Chacun de nous, à force de poursuivre à chaque instant sa course contre sa montre et de se hâter dans l’accomplissement de son destin, développe une surdité et un aveuglement particuliers pour lesquels on éprouve la grande passion de l’habitude. Or, une toute petite phrase mise en circulation, si elle atteint le cœur encore sensible de la pensée, peut contrer la panique qui fait courir, qui est la panique de vivre, n’est-ce pas? Tout compte fait, ce n’est pas le propre de l’écriture au sens où ce n’est pas sa volonté de produire cet effet d’ouverture, mai c’est sa fatalité de, parfois, faire cesser la sclérose à l’œuvre chez une ou deux personnes se trouvant dans une salle de conférence ou dans une salle de classe, ou tout simplement chez elles, en train de lire.


 

Le langage est la plupart du temps un matériau servile, mais que l’écriture peut aider, sinon forcer, à emprunter les voies de l’insoumission.

Extrait de l’entretien


 

Dans le même sens, est-ce pour déconstruire le langage que vous vous arrêtez souvent, dans Prélèvements, à des phrases toutes faites, à des slogans publicitaires, à des images obsessionnelles ou à des automatismes sociaux ? 
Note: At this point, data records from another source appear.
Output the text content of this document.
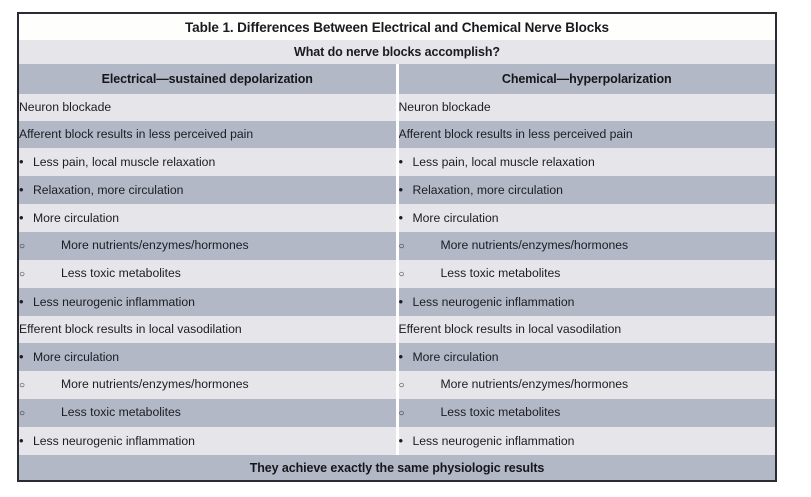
Table 1. Differences Between Electrical and Chemical Nerve Blocks	
What do nerve blocks accomplish?	
Electrical—sustained depolarization	Chemical—hyperpolarization
Neuron blockade	Neuron blockade
Afferent block results in less perceived pain	Afferent block results in less perceived pain
• Less pain, local muscle relaxation	• Less pain, local muscle relaxation
• Relaxation, more circulation	• Relaxation, more circulation
• More circulation	• More circulation
○ More nutrients/enzymes/hormones	○ More nutrients/enzymes/hormones
○ Less toxic metabolites	○ Less toxic metabolites
• Less neurogenic inflammation	• Less neurogenic inflammation
Efferent block results in local vasodilation	Efferent block results in local vasodilation
• More circulation	• More circulation
○ More nutrients/enzymes/hormones	○ More nutrients/enzymes/hormones
○ Less toxic metabolites	○ Less toxic metabolites
• Less neurogenic inflammation	• Less neurogenic inflammation
They achieve exactly the same physiologic results	
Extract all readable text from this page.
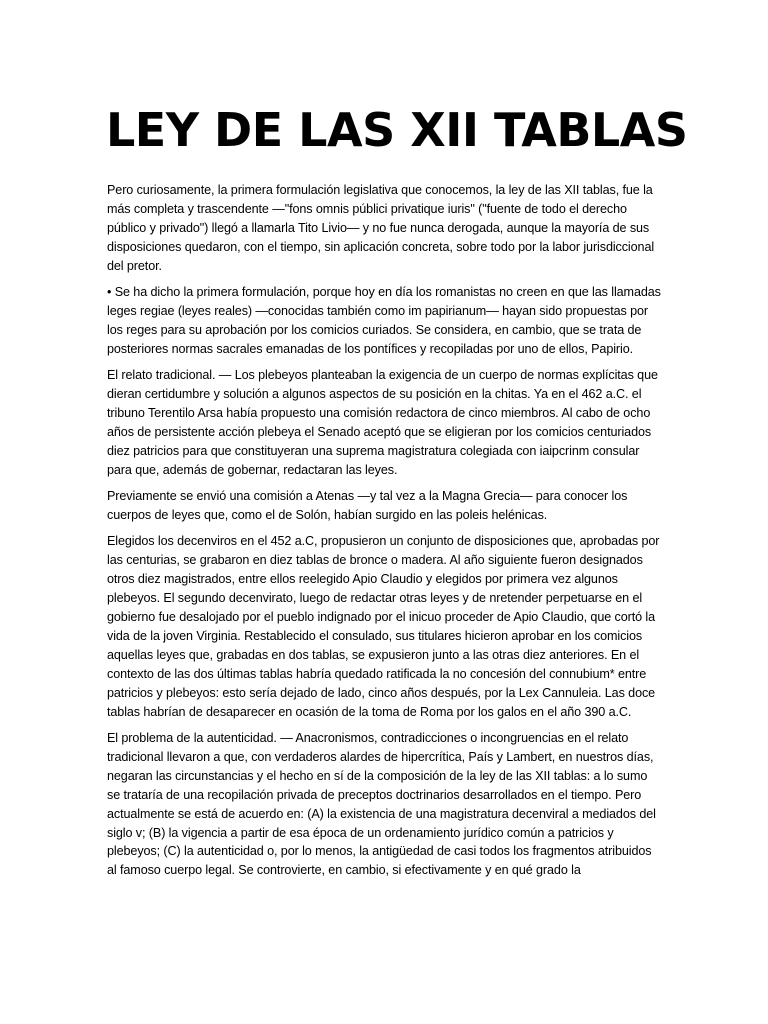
LEY DE LAS XII TABLAS

Pero curiosamente, la primera formulación legislativa que conocemos, la ley de las XII tablas, fue la más completa y trascendente —"fons omnis públici privatique iuris" ("fuente de todo el derecho público y privado") llegó a llamarla Tito Livio— y no fue nunca derogada, aunque la mayoría de sus disposiciones quedaron, con el tiempo, sin aplicación concreta, sobre todo por la labor jurisdiccional del pretor.

• Se ha dicho la primera formulación, porque hoy en día los romanistas no creen en que las llamadas leges regiae (leyes reales) —conocidas también como im papirianum— hayan sido propuestas por los reges para su aprobación por los comicios curiados. Se considera, en cambio, que se trata de posteriores normas sacrales emanadas de los pontífices y recopiladas por uno de ellos, Papirio.

El relato tradicional. — Los plebeyos planteaban la exigencia de un cuerpo de normas explícitas que dieran certidumbre y solución a algunos aspectos de su posición en la chitas. Ya en el 462 a.C. el tribuno Terentilo Arsa había propuesto una comisión redactora de cinco miembros. Al cabo de ocho años de persistente acción plebeya el Senado aceptó que se eligieran por los comicios centuriados diez patricios para que constituyeran una suprema magistratura colegiada con iaipcrinm consular para que, además de gobernar, redactaran las leyes.

Previamente se envió una comisión a Atenas —y tal vez a la Magna Grecia— para conocer los cuerpos de leyes que, como el de Solón, habían surgido en las poleis helénicas.

Elegidos los decenviros en el 452 a.C, propusieron un conjunto de disposiciones que, aprobadas por las centurias, se grabaron en diez tablas de bronce o madera. Al año siguiente fueron designados otros diez magistrados, entre ellos reelegido Apio Claudio y elegidos por primera vez algunos plebeyos. El segundo decenvirato, luego de redactar otras leyes y de nretender perpetuarse en el gobierno fue desalojado por el pueblo indignado por el inicuo proceder de Apio Claudio, que cortó la vida de la joven Virginia. Restablecido el consulado, sus titulares hicieron aprobar en los comicios aquellas leyes que, grabadas en dos tablas, se expusieron junto a las otras diez anteriores. En el contexto de las dos últimas tablas habría quedado ratificada la no concesión del connubium* entre patricios y plebeyos: esto sería dejado de lado, cinco años después, por la Lex Cannuleia. Las doce tablas habrían de desaparecer en ocasión de la toma de Roma por los galos en el año 390 a.C.

El problema de la autenticidad. — Anacronismos, contradicciones o incongruencias en el relato tradicional llevaron a que, con verdaderos alardes de hipercrítica, País y Lambert, en nuestros días, negaran las circunstancias y el hecho en sí de la composición de la ley de las XII tablas: a lo sumo se trataría de una recopilación privada de preceptos doctrinarios desarrollados en el tiempo. Pero actualmente se está de acuerdo en: (A) la existencia de una magistratura decenviral a mediados del siglo v; (B) la vigencia a partir de esa época de un ordenamiento jurídico común a patricios y plebeyos; (C) la autenticidad o, por lo menos, la antigüedad de casi todos los fragmentos atribuidos al famoso cuerpo legal. Se controvierte, en cambio, si efectivamente y en qué grado la
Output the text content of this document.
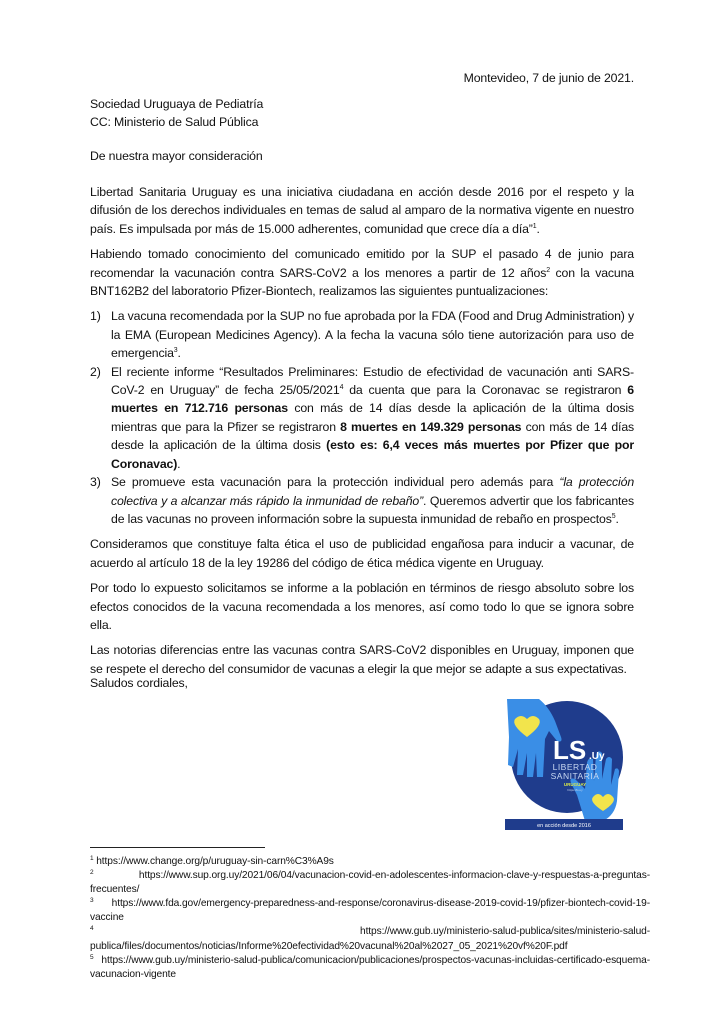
Montevideo, 7 de junio de 2021.
Sociedad Uruguaya de Pediatría
CC: Ministerio de Salud Pública
De nuestra mayor consideración

Libertad Sanitaria Uruguay es una iniciativa ciudadana en acción desde 2016 por el respeto y la difusión de los derechos individuales en temas de salud al amparo de la normativa vigente en nuestro país. Es impulsada por más de 15.000 adherentes, comunidad que crece día a día”$^1$.

Habiendo tomado conocimiento del comunicado emitido por la SUP el pasado 4 de junio para recomendar la vacunación contra SARS-CoV2 a los menores a partir de 12 años$^2$ con la vacuna BNT162B2 del laboratorio Pfizer-Biontech, realizamos las siguientes puntualizaciones:

1) La vacuna recomendada por la SUP no fue aprobada por la FDA (Food and Drug Administration) y la EMA (European Medicines Agency). A la fecha la vacuna sólo tiene autorización para uso de emergencia$^3$.
2) El reciente informe “Resultados Preliminares: Estudio de efectividad de vacunación anti SARS-CoV-2 en Uruguay” de fecha 25/05/2021$^4$ da cuenta que para la Coronavac se registraron 6 muertes en 712.716 personas con más de 14 días desde la aplicación de la última dosis mientras que para la Pfizer se registraron 8 muertes en 149.329 personas con más de 14 días desde la aplicación de la última dosis (esto es: 6,4 veces más muertes por Pfizer que por Coronavac).
3) Se promueve esta vacunación para la protección individual pero además para “la protección colectiva y a alcanzar más rápido la inmunidad de rebaño”. Queremos advertir que los fabricantes de las vacunas no proveen información sobre la supuesta inmunidad de rebaño en prospectos$^5$.

Consideramos que constituye falta ética el uso de publicidad engañosa para inducir a vacunar, de acuerdo al artículo 18 de la ley 19286 del código de ética médica vigente en Uruguay.

Por todo lo expuesto solicitamos se informe a la población en términos de riesgo absoluto sobre los efectos conocidos de la vacuna recomendada a los menores, así como todo lo que se ignora sobre ella.

Las notorias diferencias entre las vacunas contra SARS-CoV2 disponibles en Uruguay, imponen que se respete el derecho del consumidor de vacunas a elegir la que mejor se adapte a sus expectativas.

Saludos cordiales,
LS .Uy
LIBERTAD
SANITARIA
URUGUAY
https://ls.uy
en acción desde 2016

$^1$ https://www.change.org/p/uruguay-sin-carn%C3%A9s

$^2$ https://www.sup.org.uy/2021/06/04/vacunacion-covid-en-adolescentes-informacion-clave-y-respuestas-a-preguntas-frecuentes/

$^3$ https://www.fda.gov/emergency-preparedness-and-response/coronavirus-disease-2019-covid-19/pfizer-biontech-covid-19-vaccine

$^4$ https://www.gub.uy/ministerio-salud-publica/sites/ministerio-salud-publica/files/documentos/noticias/Informe%20efectividad%20vacunal%20al%2027_05_2021%20vf%20F.pdf

$^5$ https://www.gub.uy/ministerio-salud-publica/comunicacion/publicaciones/prospectos-vacunas-incluidas-certificado-esquema-vacunacion-vigente
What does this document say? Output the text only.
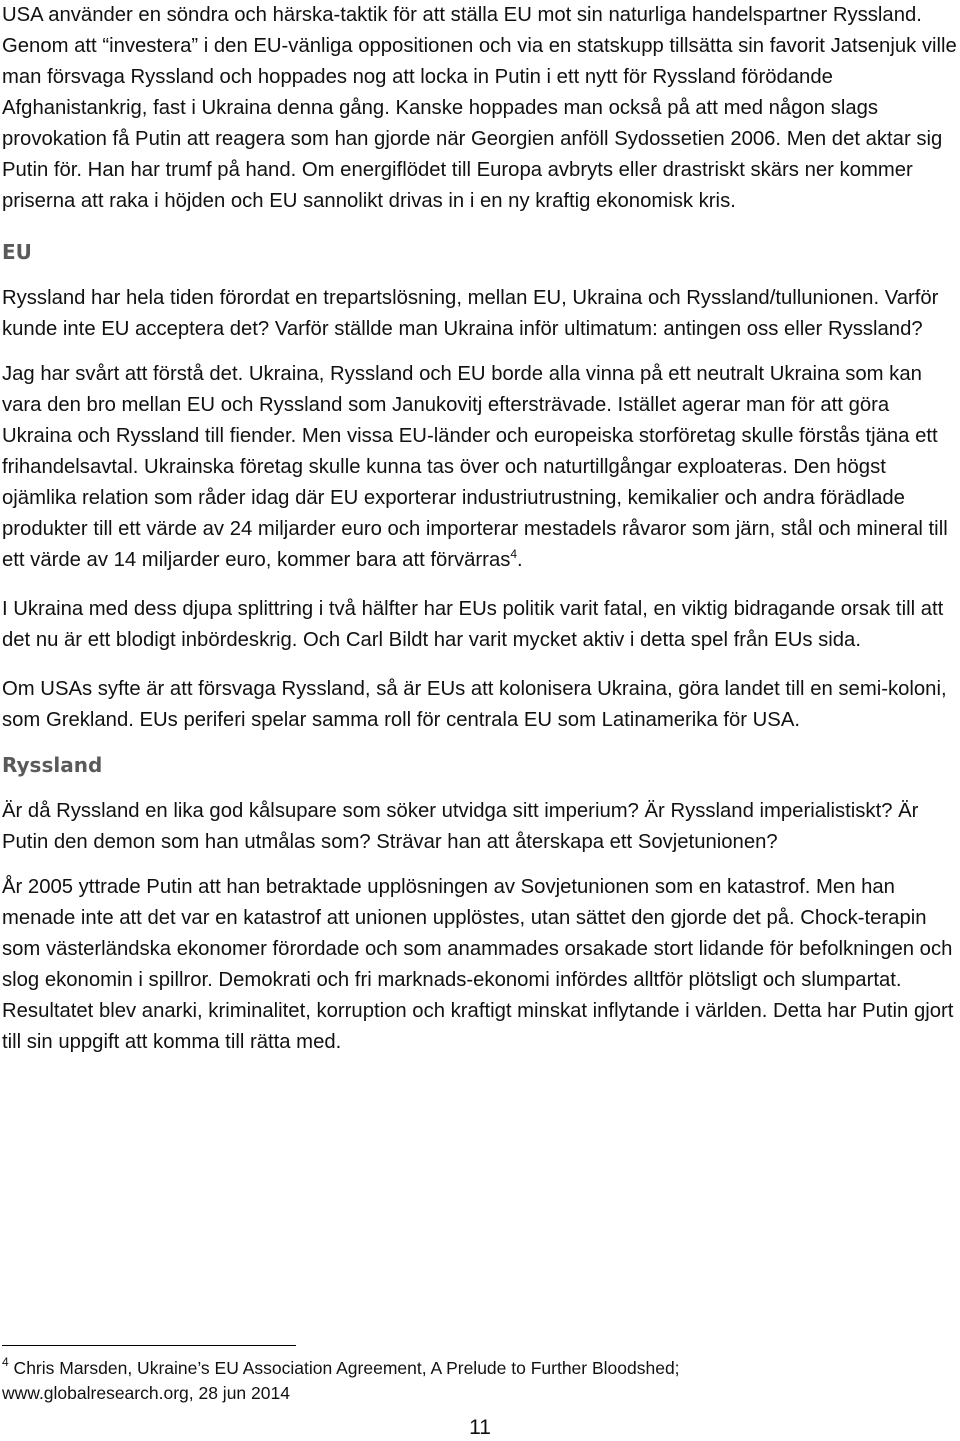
USA använder en söndra och härska-taktik för att ställa EU mot sin naturliga handelspartner Ryssland. Genom att “investera” i den EU-vänliga oppositionen och via en statskupp tillsätta sin favorit Jatsenjuk ville man försvaga Ryssland och hoppades nog att locka in Putin i ett nytt för Ryssland förödande Afghanistankrig, fast i Ukraina denna gång. Kanske hoppades man också på att med någon slags provokation få Putin att reagera som han gjorde när Georgien anföll Sydossetien 2006. Men det aktar sig Putin för. Han har trumf på hand. Om energiflödet till Europa avbryts eller drastriskt skärs ner kommer priserna att raka i höjden och EU sannolikt drivas in i en ny kraftig ekonomisk kris.

EU

Ryssland har hela tiden förordat en trepartslösning, mellan EU, Ukraina och Ryssland/tullunionen. Varför kunde inte EU acceptera det? Varför ställde man Ukraina inför ultimatum: antingen oss eller Ryssland?

Jag har svårt att förstå det. Ukraina, Ryssland och EU borde alla vinna på ett neutralt Ukraina som kan vara den bro mellan EU och Ryssland som Janukovitj eftersträvade. Istället agerar man för att göra Ukraina och Ryssland till fiender. Men vissa EU-länder och europeiska storföretag skulle förstås tjäna ett frihandelsavtal. Ukrainska företag skulle kunna tas över och naturtillgångar exploateras. Den högst ojämlika relation som råder idag där EU exporterar industriutrustning, kemikalier och andra förädlade produkter till ett värde av 24 miljarder euro och importerar mestadels råvaror som järn, stål och mineral till ett värde av 14 miljarder euro, kommer bara att förvärras$^4$.

I Ukraina med dess djupa splittring i två hälfter har EUs politik varit fatal, en viktig bidragande orsak till att det nu är ett blodigt inbördeskrig. Och Carl Bildt har varit mycket aktiv i detta spel från EUs sida.

Om USAs syfte är att försvaga Ryssland, så är EUs att kolonisera Ukraina, göra landet till en semi-koloni, som Grekland. EUs periferi spelar samma roll för centrala EU som Latinamerika för USA.

Ryssland

Är då Ryssland en lika god kålsupare som söker utvidga sitt imperium? Är Ryssland imperialistiskt? Är Putin den demon som han utmålas som? Strävar han att återskapa ett Sovjetunionen?

År 2005 yttrade Putin att han betraktade upplösningen av Sovjetunionen som en katastrof. Men han menade inte att det var en katastrof att unionen upplöstes, utan sättet den gjorde det på. Chock-terapin som västerländska ekonomer förordade och som anammades orsakade stort lidande för befolkningen och slog ekonomin i spillror. Demokrati och fri marknads-ekonomi infördes alltför plötsligt och slumpartat. Resultatet blev anarki, kriminalitet, korruption och kraftigt minskat inflytande i världen. Detta har Putin gjort till sin uppgift att komma till rätta med.

$^4$ Chris Marsden, Ukraine’s EU Association Agreement, A Prelude to Further Bloodshed;
www.globalresearch.org, 28 jun 2014
11
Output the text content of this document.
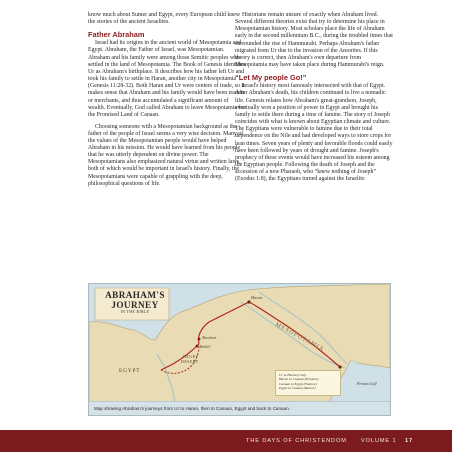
know much about Sumer and Egypt, every European child knew the stories of the ancient Israelites.

Father Abraham

Israel had its origins in the ancient world of Mesopotamia and Egypt. Abraham, the Father of Israel, was Mesopotamian. Abraham and his family were among those Semitic peoples who settled in the land of Mesopotamia. The Book of Genesis identifies Ur as Abraham's birthplace. It describes how his father left Ur and took his family to settle in Haran, another city in Mesopotamia (Genesis 11:28-32). Both Haran and Ur were centers of trade, so it makes sense that Abraham and his family would have been traders or merchants, and thus accumulated a significant amount of wealth. Eventually, God called Abraham to leave Mesopotamia for the Promised Land of Canaan.

Choosing someone with a Mesopotamian background as the father of the people of Israel seems a very wise decision. Many of the values of the Mesopotamian people would have helped Abraham in his mission. He would have learned from his people that he was utterly dependent on divine power. The Mesopotamians also emphasized natural virtue and written laws, both of which would be important in Israel's history. Finally, the Mesopotamians were capable of grappling with the deep, philosophical questions of life.

Historians remain unsure of exactly when Abraham lived. Several different theories exist that try to determine his place in Mesopotamian history. Most scholars place the life of Abraham early in the second millennium B.C., during the troubled times that surrounded the rise of Hammurabi. Perhaps Abraham's father migrated from Ur due to the invasion of the Amorites. If this theory is correct, then Abraham's own departure from Mesopotamia may have taken place during Hammurabi's reign.

“Let My people Go!”

Israel's history most famously intersected with that of Egypt. After Abraham's death, his children continued to live a nomadic life. Genesis relates how Abraham's great-grandson, Joseph, eventually won a position of power in Egypt and brought his family to settle there during a time of famine. The story of Joseph coincides with what is known about Egyptian climate and culture. The Egyptians were vulnerable to famine due to their total dependence on the Nile and had developed ways to store crops for lean times. Seven years of plenty and favorable floods could easily have been followed by years of drought and famine. Joseph's prophecy of these events would have increased his esteem among the Egyptian people. Following the death of Joseph and the accession of a new Pharaoh, who “knew nothing of Joseph” (Exodus 1:8), the Egyptians turned against the Israelite

ABRAHAM'S
JOURNEY
IN THE BIBLE
MESOPOTAMIA
Haran
Shechem
Bethel
NEGEV
DESERT
EGYPT
Persian Gulf
Ur to Haran (Call)
Haran to Canaan (Promise)
Canaan to Egypt (Famine)
Egypt to Canaan (Return)
Map showing Abraham's journeys from Ur to Haran, then to Canaan, Egypt and back to Canaan.
THE DAYS OF CHRISTENDOM	VOLUME 1 17
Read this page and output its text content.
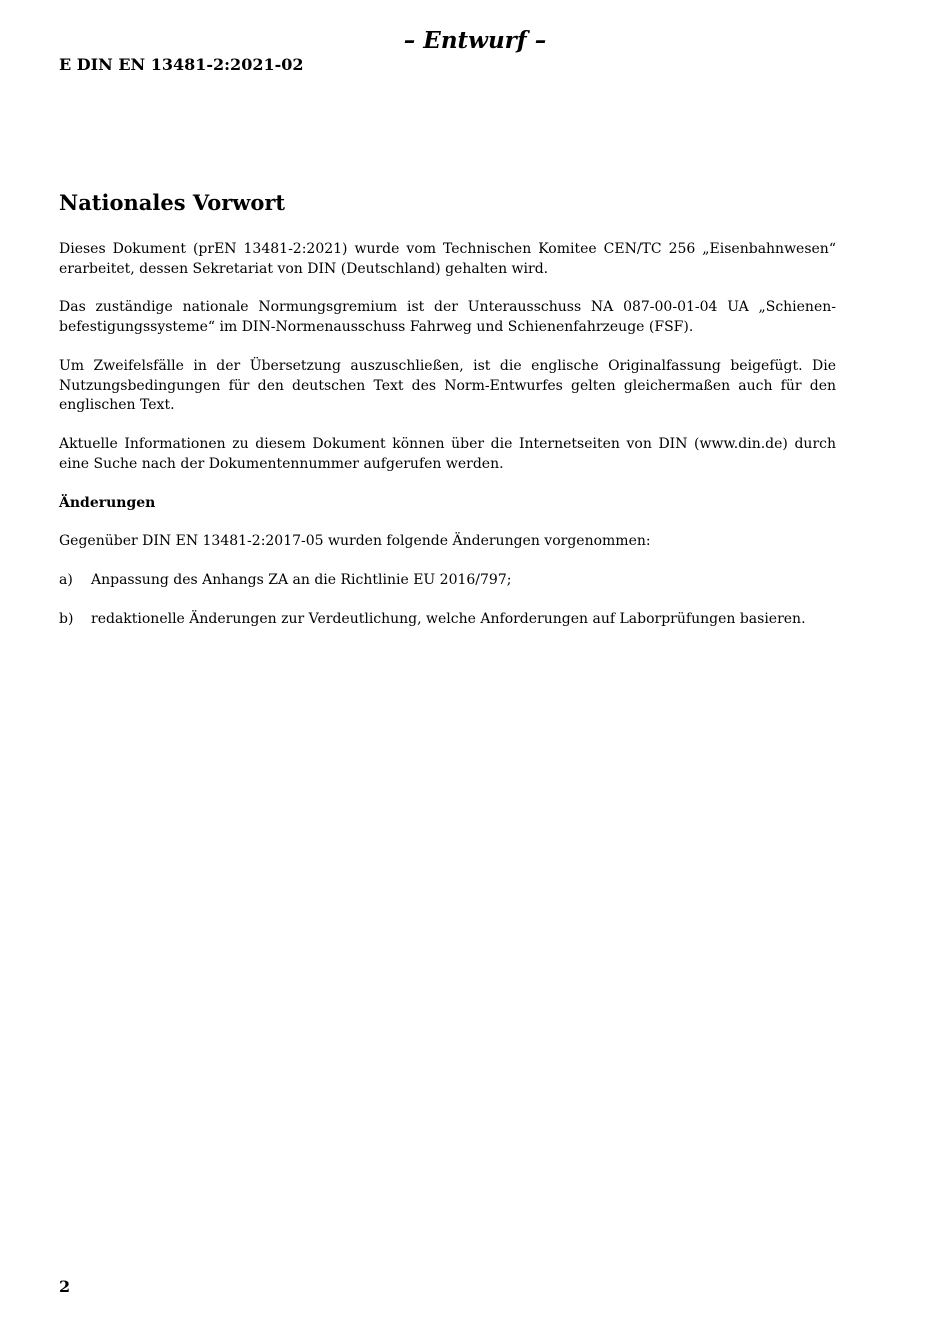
– Entwurf –
E DIN EN 13481-2:2021-02
Nationales Vorwort

Dieses Dokument (prEN 13481-2:2021) wurde vom Technischen Komitee CEN/TC 256 „Eisenbahnwesen“ erarbeitet, dessen Sekretariat von DIN (Deutschland) gehalten wird.

Das zuständige nationale Normungsgremium ist der Unterausschuss NA 087-00-01-04 UA „Schienen-befestigungssysteme“ im DIN-Normenausschuss Fahrweg und Schienenfahrzeuge (FSF).

Um Zweifelsfälle in der Übersetzung auszuschließen, ist die englische Originalfassung beigefügt. Die Nutzungsbedingungen für den deutschen Text des Norm-Entwurfes gelten gleichermaßen auch für den englischen Text.

Aktuelle Informationen zu diesem Dokument können über die Internetseiten von DIN (www.din.de) durch eine Suche nach der Dokumentennummer aufgerufen werden.

Änderungen

Gegenüber DIN EN 13481-2:2017-05 wurden folgende Änderungen vorgenommen:

a) Anpassung des Anhangs ZA an die Richtlinie EU 2016/797;
b) redaktionelle Änderungen zur Verdeutlichung, welche Anforderungen auf Laborprüfungen basieren.
2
Comme je l’ai écrit à quelques reprises dans Prélèvements, je ne m’adresse pas du tout à des spécialistes du langage, linguistes, sémiologues, psychanalystes… Quand Godard dit qu’il n’est pas Godard, mais bien le chien de Godard, c’est clair pour moi, mais il faut peut-être un comité entier d’experts pour démontrer scientifiquement-comme-on-dit que ce dire a bien le sens de ce qu’il veut dire. Quand Gregory Bateson raconte que le mille-pattes savait marcher depuis toujours jusqu’à ce que quelqu’un lui demande quelle patte il bougeait en premier, c’est que Bateson croit que l’énergie créatrice doit protéger sa propre ignorance réflexive. Duras dit la même chose, et même quand ça la fait dérailler! C’est peut-être ça aussi, Babel, qu’on est en train de rejouer, et peut-être bien moins scientifiquement qu’à l’époque. Je suis consciente que l’ironie est difficilement perceptible dans un contexte d’explosion globale des référents comme on a pu en admirer les images, en 1970, à la fin du film Zabriskie Point d’Antonioni, ou sur des musiques de Pink Floyd et des Rolling Stones, entre autres. En résumé, j’essaie de rendre compte de ce qui m’arrive, tout simplement, pour y comprendre quelque chose, avec les moyens que j’ai pour ne pas céder à la peur, à la terreur, au chantage, et ainsi de suite.

Au moment où j’écris ces lignes, l’explosion simultanée de téléavertisseurs et de talkies-walkies au Liban marque une nouvelle étape dans la confiance que vous accordez à vos cellulaires. On est le 17 et 18 septembre 2024. On voulait de la science, on est servis.

Vos textes sont à la fois sérieux et drôles, pleins d’esprit : quelle place occupe l’humour dans vos essais ?

Le premier auteur qui m’a sauvée du mortel ennui qui voulait ma peau, c’est Samuel Beckett. J’avais dix-sept ans et c’est Mercier et Camier, et les personnages d’En attendant Godot, qui ont opéré tout le travail de sauvetage. Dans mon roman Galatée, Godot s’appelle Godard et je trouve ça très drôle. Récemment, j’ai relu « Bartleby » de Melville et j’ai lu nombre de textes qui ont été consacrés à cette nouvelle. Ultimement, c’est Deleuze qui a supplié les lecteurs de prendre ce texte au sens littéral et de ne pas résister à l’hilarité qu’il provoque. Ce texte a tellement fréquenté les officines de la prétention scientifique qu’il en a attrapé une sorte d’autisme incurable pour une ou deux générations. J’ai une amie qui a commencé à lire mon roman Galatée, sorti récemment dans la collection « Boréal compact ». Elle m’a téléphoné : « Je n’ai pas résisté à rire un bon coup, mais soudain, je me suis demandé si tu serais d’accord… Est-ce qu’on peut rire en lisant Galatée ? » Évidemment, elle m’a fait bien rire tout me soulageant immensément car je ne savais plus si ça s’entendait, cet aspect toujours juste un peu inajusté et inajustable de mon langage qui ne cherche qu’à tenir sa parole.


Livre publié dans la collection « Papiers collés ».